Because for example, as in the case of my class, we might be causing some damage to people's education or to their businesses or to the economy by shutting down a certain space or imposing a limit that doesn't have really a strong scientific basis because we don't expect transmission to happen under those circumstances.

So we're concerned about both.

But I'm particularly concerned about the overly risky case because that is contributing to transmission of the disease, and potentially loss of life.

Now, if we look in the other direction, we have the same kind of issue.

So if we have a time limit-- for example, let's say here.

You know, this could be like this.

So this would be a fixed time.

For example, 15 minutes from the CDC is the time they recommend for contact.

So that's a pretty short time.

OK, and what a guideline like that says is that if you're in the presence of an infected person-- sufficiently close-- for 15 minutes, then here you're safe, but over here you're unsafe.

But again, you have the same phenomena.

Now, 15 minutes is a pretty short time, so that's typically going to be safe.

But again, in this region it's too conservative.

So the blue here is still too conservative.

But now, when you get up here, even the 15-minute rule eventually becomes unsafe.

Because if there's a very large amount people in a room and they also can interact with each other through well-mixed space-- so I'm not talking about a really, really big room.

I'm talking about a small enough room that you could expect air to be transmitted between the people in that space-- then if I keep increasing occupancy, again I cross that line.

There's always a crossing.

So you cannot have a guideline only based on time or only based on occupancy.

If you think of this limit-- for example, how about we take for the 15-minute rule, what if I put 15 people or maybe 20 people into a small tent-- just let's say a little bit bigger in the size of this board-- and everybody's standing close together.

We might pass the infection in much less time than 15 minutes because we have a chance to infect each other, and if I keep going up, I'm going to cross that line.

And the tent also has a very small volume, poor ventilation, and this yellow curve is very low.

OK, so this concept of the cumulative exposure time is really important to understand because it's very general.

It really isn't so tied to the details of the model.

And it just shows you that any bound on one parameter such as occupancy, time, and I should mention also social distance.

Because that's the big one which is happening right now.

Social distance guidelines-- so this would be that the distance, d, is greater than six feet.

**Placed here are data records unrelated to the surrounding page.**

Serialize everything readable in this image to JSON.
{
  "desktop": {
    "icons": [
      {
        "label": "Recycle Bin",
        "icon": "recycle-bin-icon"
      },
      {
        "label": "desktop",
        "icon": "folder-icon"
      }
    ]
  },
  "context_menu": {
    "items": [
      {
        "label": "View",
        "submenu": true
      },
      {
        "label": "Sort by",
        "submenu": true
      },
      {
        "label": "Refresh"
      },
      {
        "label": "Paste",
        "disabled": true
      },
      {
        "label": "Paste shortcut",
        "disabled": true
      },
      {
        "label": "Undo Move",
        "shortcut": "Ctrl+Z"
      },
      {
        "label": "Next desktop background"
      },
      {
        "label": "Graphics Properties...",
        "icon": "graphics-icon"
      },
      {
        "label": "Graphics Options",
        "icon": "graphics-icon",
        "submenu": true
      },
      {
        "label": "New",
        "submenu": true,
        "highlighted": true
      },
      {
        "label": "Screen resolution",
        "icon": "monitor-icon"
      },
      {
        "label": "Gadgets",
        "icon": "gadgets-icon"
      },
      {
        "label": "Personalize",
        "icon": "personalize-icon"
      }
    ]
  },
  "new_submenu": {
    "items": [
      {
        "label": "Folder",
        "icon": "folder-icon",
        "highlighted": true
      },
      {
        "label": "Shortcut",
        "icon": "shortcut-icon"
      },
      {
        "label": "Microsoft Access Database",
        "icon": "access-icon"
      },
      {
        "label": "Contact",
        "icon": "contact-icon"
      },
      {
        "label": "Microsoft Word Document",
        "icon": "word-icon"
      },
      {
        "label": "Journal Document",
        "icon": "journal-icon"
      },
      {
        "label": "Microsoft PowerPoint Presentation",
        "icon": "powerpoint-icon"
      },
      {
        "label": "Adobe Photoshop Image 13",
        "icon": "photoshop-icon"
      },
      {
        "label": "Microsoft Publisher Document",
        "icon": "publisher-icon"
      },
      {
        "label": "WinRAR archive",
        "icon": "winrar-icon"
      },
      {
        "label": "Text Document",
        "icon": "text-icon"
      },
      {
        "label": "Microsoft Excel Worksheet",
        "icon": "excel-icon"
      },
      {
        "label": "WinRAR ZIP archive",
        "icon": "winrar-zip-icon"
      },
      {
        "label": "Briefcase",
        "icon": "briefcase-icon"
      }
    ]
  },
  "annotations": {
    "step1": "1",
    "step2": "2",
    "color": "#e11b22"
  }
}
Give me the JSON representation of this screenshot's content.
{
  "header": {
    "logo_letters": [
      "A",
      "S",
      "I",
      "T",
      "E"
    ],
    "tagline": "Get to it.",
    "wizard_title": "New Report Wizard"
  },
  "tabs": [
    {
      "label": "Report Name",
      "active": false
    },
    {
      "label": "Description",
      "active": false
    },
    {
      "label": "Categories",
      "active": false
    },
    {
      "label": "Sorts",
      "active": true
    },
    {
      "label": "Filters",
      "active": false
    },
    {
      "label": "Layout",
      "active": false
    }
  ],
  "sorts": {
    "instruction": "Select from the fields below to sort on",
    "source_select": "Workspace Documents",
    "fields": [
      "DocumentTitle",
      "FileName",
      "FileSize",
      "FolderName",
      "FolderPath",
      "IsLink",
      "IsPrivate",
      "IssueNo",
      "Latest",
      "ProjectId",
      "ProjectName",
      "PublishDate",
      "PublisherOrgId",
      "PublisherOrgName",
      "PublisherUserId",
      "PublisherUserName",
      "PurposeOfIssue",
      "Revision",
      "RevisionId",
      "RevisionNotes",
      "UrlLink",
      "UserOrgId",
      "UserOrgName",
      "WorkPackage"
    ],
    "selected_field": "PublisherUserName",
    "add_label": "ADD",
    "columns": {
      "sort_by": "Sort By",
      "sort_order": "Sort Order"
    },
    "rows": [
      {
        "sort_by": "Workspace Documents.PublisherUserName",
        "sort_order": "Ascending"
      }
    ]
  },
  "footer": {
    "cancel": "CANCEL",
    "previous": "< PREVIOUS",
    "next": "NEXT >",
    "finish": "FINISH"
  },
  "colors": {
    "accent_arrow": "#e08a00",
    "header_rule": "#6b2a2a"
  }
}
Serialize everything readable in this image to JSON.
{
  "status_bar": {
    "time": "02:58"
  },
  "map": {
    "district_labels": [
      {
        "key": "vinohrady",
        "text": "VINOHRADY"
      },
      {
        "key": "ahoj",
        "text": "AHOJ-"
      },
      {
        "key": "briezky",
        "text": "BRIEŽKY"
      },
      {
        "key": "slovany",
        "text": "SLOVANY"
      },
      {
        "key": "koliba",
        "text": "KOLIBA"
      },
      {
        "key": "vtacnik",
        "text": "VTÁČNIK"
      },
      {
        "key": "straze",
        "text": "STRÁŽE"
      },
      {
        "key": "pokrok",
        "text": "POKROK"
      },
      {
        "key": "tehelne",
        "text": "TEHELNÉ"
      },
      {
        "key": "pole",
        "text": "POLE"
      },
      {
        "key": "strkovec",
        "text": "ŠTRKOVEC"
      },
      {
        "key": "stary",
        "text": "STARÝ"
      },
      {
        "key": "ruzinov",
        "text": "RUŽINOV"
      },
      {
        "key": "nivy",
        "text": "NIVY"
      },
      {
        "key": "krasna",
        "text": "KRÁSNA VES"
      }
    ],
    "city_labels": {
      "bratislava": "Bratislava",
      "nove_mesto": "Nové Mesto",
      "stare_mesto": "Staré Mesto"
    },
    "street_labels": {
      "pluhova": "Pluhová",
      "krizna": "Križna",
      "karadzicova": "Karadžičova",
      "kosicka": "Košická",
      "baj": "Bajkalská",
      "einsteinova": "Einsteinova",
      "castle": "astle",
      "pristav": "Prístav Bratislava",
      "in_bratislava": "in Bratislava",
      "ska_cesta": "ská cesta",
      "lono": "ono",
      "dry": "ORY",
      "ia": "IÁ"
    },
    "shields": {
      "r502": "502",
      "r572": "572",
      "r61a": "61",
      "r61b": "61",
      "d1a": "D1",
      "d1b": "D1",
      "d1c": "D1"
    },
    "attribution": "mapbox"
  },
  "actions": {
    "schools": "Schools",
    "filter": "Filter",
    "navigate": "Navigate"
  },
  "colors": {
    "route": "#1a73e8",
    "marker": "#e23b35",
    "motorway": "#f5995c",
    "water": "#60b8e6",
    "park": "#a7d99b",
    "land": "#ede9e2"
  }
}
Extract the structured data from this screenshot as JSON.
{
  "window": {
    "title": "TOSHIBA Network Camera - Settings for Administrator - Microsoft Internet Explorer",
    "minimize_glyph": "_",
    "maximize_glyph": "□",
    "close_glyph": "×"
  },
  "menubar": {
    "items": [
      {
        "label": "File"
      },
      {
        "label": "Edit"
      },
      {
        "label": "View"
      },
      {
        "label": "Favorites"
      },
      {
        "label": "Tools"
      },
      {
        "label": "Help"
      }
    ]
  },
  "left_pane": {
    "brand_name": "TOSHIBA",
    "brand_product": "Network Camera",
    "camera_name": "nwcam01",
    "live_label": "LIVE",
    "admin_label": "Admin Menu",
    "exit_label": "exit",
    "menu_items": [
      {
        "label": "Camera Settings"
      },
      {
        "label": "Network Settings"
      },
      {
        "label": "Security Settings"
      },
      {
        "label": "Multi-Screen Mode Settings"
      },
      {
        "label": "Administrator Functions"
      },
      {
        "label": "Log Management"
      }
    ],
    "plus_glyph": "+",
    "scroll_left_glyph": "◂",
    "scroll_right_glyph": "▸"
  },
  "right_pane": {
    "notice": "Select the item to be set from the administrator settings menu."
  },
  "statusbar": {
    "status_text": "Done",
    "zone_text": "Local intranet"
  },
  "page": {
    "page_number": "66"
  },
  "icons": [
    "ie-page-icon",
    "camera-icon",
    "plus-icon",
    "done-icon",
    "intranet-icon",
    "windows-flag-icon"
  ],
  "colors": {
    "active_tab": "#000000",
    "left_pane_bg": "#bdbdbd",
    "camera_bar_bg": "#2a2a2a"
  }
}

And that's a CDC guideline in the United States.

It can be greater than one meter, which is 3 feet, and that's from the World Health Organization.

So about half the distance.

That leads to a guideline where there's still a maximum occupancy, which is the area of the room divided by d squared, or by some other factor depending how you think people are going to be arranged.

But basically, you go into the room, you map out that spacing, and you arrive at a fixed occupancy.

This is being done everywhere, including here at MIT right now.

And that still leads to fixed occupancy.

So regardless of how it was derived, you still have a fixed occupancy, which is too conservative at first, and eventually is too risky.

And you must know where is that crossover point because occupancy and time are linked.